How to have a vital dialogue about funding
After years of challenges, are there any signs that funding medically-necessary, quality-of-life complex rehab technology (CRT) can advance coverage and payment policies to reflect advancements in technology?
Just over a year ago, Pride Mobility Products and Quantum Rehab launched an ambitious product that challenged funding entities based on the increased functionality it brought to complex rehab power wheelchairs. Consumer inspired, it was a power adjustable seat height system. Specifically, it allowed 10 inches of seat elevation, while mechanically stabilizing the power base, allowing walking-height function at up to 3.5 mph. For the consumers needing this technology, they were elated, expressing that it doubled the functionality of their chair and increased their independence significantly. However, many in the industry wondered, would it be a moot point, falling into a long-thought “no one pays for seat elevation” funding void?
Time has proved a resounding answer. In fact, not only have payers been funding the power elevating seat height technology at a remarkable rate, they’ve been doing so for an inspired reason: the best medical interests of complex rehab users.

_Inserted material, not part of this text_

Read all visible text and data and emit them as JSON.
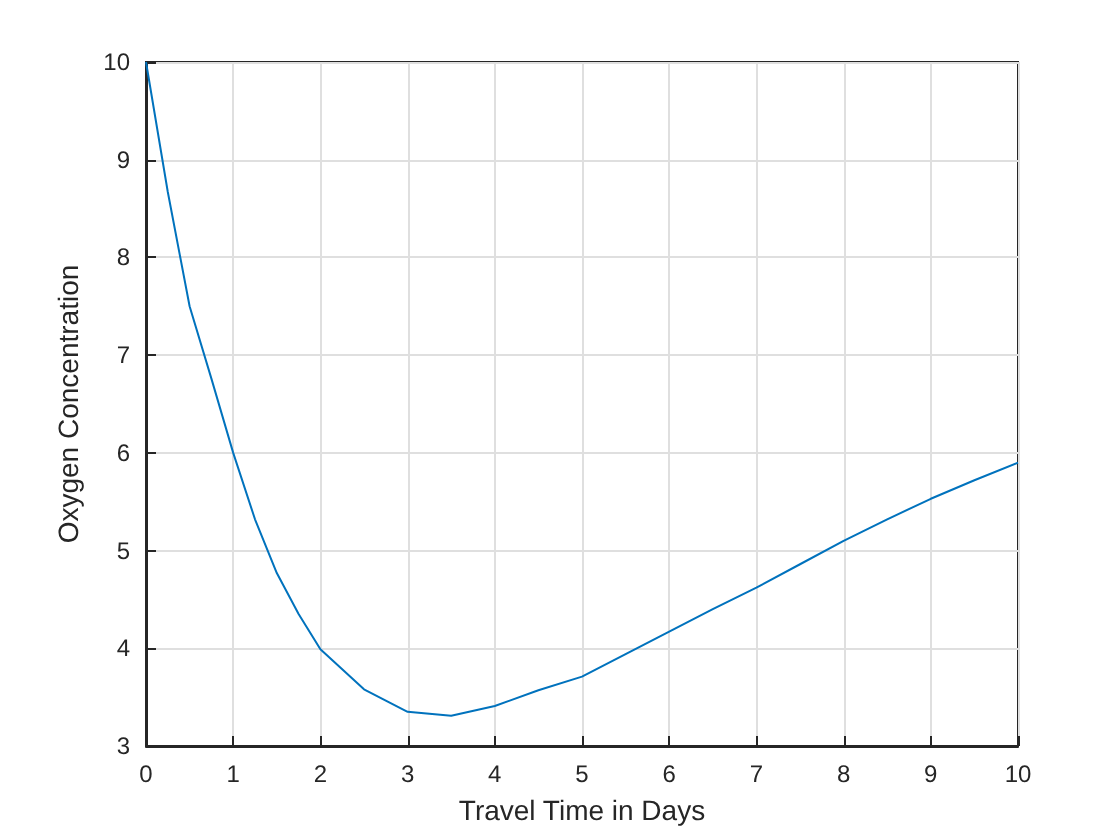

To understand how we’ve gone from assumed funding roadblocks to proven paths of optimal client outcomes, let’s go back to the beginning of this journey.
This all began with the expressed needs of complex rehab users themselves and clinicians, a dialogue where all said that a higher-functioning, safer, more inclusive power elevating seating system could change lives. Both pointed out aspects like safer transfers, greater independence in the home, increased functionality in school and the workplace, and equalized inclusion in all aspects of life. Being able to go from seated to standing height, as all power elevating seats did, was possible—but, in users’ experiences, not adequate. Users wanted true mobility and functionality.
For us, we knew the codes, and that Medicare wouldn’t pay for seat elevation. However, we also understood from clients’ and clinicians’ passionate dialogue that if we could create a safer, more mobile seat elevation system, it would dramatically improve lives. And, it occurred to us that if clients, clinicians and other stakeholders saw the potential of such a quality-of-life technology, why couldn’t payers be equally enlightened?
While beta testing the technology, user and clinician feedback was so compelling that we knew a funding case could be made for the technology. That is, we knew proper documentation and dialogue was the ultimate funding tool. We went to work to educate payers and clinicians as to the reasons why power adjustable seat height should be funded. With real-world outcomes shared by users and clinicians, we demonstrated the medical, functional, and cost-saving benefits. Put simply, we showed how funding power adjustable seat height resulted in great outcomes for all, including the payer. So, what was the key to this process?
Documentation and dialogue. It all went back to documenting and explaining the client’s function, independence, safety, and what they can do with the technology that they cannot do without it. For example, in one poignant example, 25-year-old Josh lost his ability to transfer from his power chair to his bed due to progressing muscular dystrophy. In the process, he had several harmful falls, resulting in hospital bills and the need for a paid caregiver. What’s more, this loss of independence took its toll on Josh emotionally. However, through a clinical evaluation, it was proven that stabilized, power adjustable seat height allowed Josh to safely perform an independent standing-pivot transfer into bed. Safety was increased, healthcare costs were avoided, a paid caregiver was no longer needed—and Josh’s quality of life improved.
When ATPs have a dialogue with funding sources through formal documentation for individual clients, it changes everything. For a case manager to see reason after reason why power adjustable seat height is medically necessary to provide, we see a high success rate. While traditional Medicare (Part B) still doesn’t cover seat elevation, most other payers—when comprehensively, medically documented—are funding power adjustable seat height, to the extent of third-party funding approval rates of up to 65% and climbing. In fact, providers negotiating their contracts with third-party payers for 2017 are requesting that the E2300 HCPCS code be added to the list of covered benefits and seeking a mutually agreeable fee schedule for the feature. While this will never guarantee coverage and reimbursement for this feature for consumers, it does further break down a barrier of access and provides a cost effective solution for payers and providers.
What we’ve learned in this process is that successful funding of CRT isn’t as “code-based, yes-or-no” as many thought. Rather, using formal, comprehensive medical documentation creates a process that dramatically increases the likelihood of funding the CRT that complex rehab users need and deserve. Let us listen to our clients and clinicians, comprehensively provide that medical documentation to payers, and ultimately create a dialogue that best serves all in the process.
Seth Johnson is senior vice president of government affairs for Pride Mobility and Quantum Rehab. Mark E. Smith is general manager, PR, for Pride Mobility and Quantum Rehab, and a CRT user of 40 years.